Namun, untuk sekarang, Adira menekan perasaan itu. Biarkan dia menikmati pahitnya sebuah akhir dari kebahagiaan semu. Gema berserta dunia laki-laki itu, bagai ketidakmungkinan yang berusaha Adira genggam. Dan, Adira sudah jatuh cinta pada ketidakmungkinan mereka.
Because the risk of loving is falling. She is ready to love, then she must be ready to fall.
End.
***
Dann, ini adalah surprise untuk kalian wkwkwk. Iya, kalian nggak salah baca kok. Aku juga gak ngeprank. Ini memang end. Selesai. Over atau apa pun itu. Gantung? Ah, enggak. Endingnya jelas, kok. Buktinya mereka putus wkwkwk
Apakah ada yang bertanya? Mungkin tentang kenapa endingnya sad, sih? Kok, mereka putus? Harusnya happy end, dong. Sini sini, biar aku kasih tau dikit.
Jadi, seperti yang Adira bilang, dari awal hubungan mereka dimulai dengan cara yang nggak bener. Gema yang anggap Adira pelarian, dan Adira yang iya iya aja karena dia suka sama Gema. Akhirnya, mereka cuma bisa saling nyakitin. Toh, kata Hara, Gema belum pasti sama perasaannya. Jadi, menurutku, ending ini pas dan gak terkesan memaksakan. Cmiiw.
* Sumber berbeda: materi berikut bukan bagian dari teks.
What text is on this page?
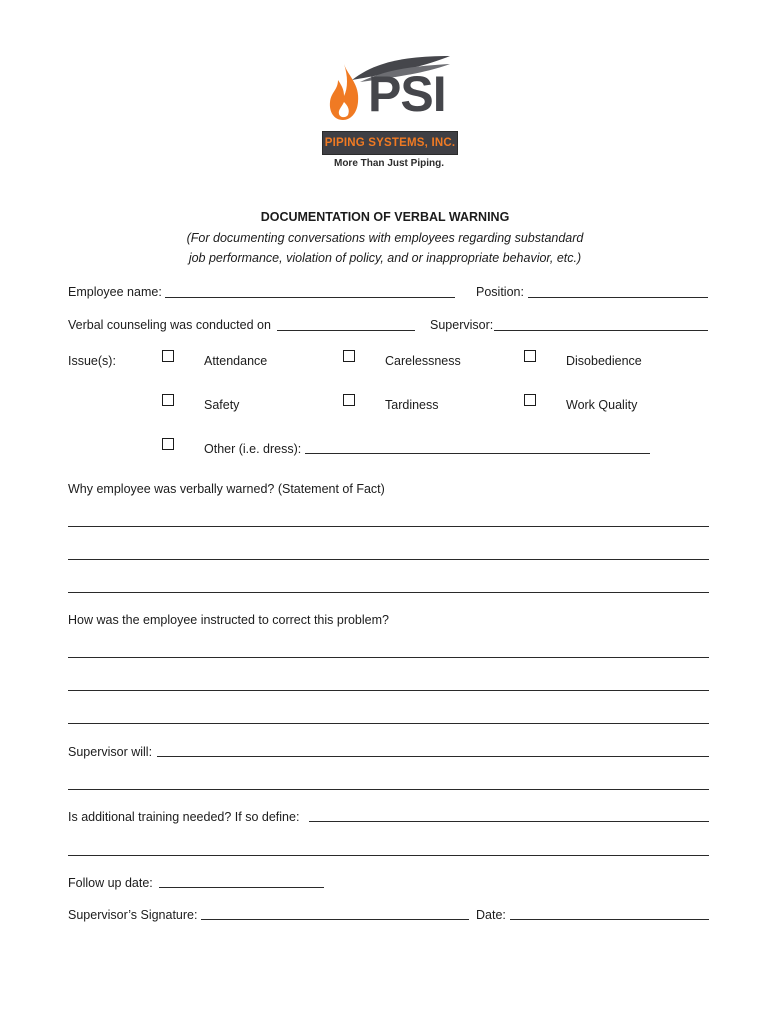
PSI
PIPING SYSTEMS, INC.
More Than Just Piping.
DOCUMENTATION OF VERBAL WARNING
(For documenting conversations with employees regarding substandard
job performance, violation of policy, and or inappropriate behavior, etc.)
Employee name:	Position:
Verbal counseling was conducted on	Supervisor:
Issue(s):	Attendance	Carelessness	Disobedience
Safety	Tardiness	Work Quality
Other (i.e. dress):
Why employee was verbally warned? (Statement of Fact)
How was the employee instructed to correct this problem?
Supervisor will:
Is additional training needed? If so define:
Follow up date:
Supervisor’s Signature:	Date:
Kalian bebas kok misuh-misuh, nggak apa-apaaaa wkwk, aku senang membacanya. Dan, kalau ada yang tanya tentang sequel, mungkin ada mungkin juga enggak. Tergantung, apakah hubungan mereka pantas untuk diberi kesempatan kedua atau enggak xixixixi
Dan, selain itu, aku mau mengucapkan terima kasih yang sebesar-besarnya atas dukungan yang selalu kalian berikan untuk aku. Aku nggak tahu harus membalas kalian dengan cara apa. Meski ceritaku banyak kurangnya, tapi kalian tetap mau membaca dan memberi semangat yang sangat berarti.
Dengan selesainya cerita ini, maka otomatis aku akan kembali dengan cerita yang lain. Kalian suka genre apa? Atau mau kuspill dikit-dikit? Mudah-mudahan, bisa dipublish dalam waktu dekat, ya. Dan sesuai harapan kalian. Aamiin.
Sooo, sekali lagi terima kasih atas waktunya. Sampai jumpa lagi dengan cerita aku yang lain!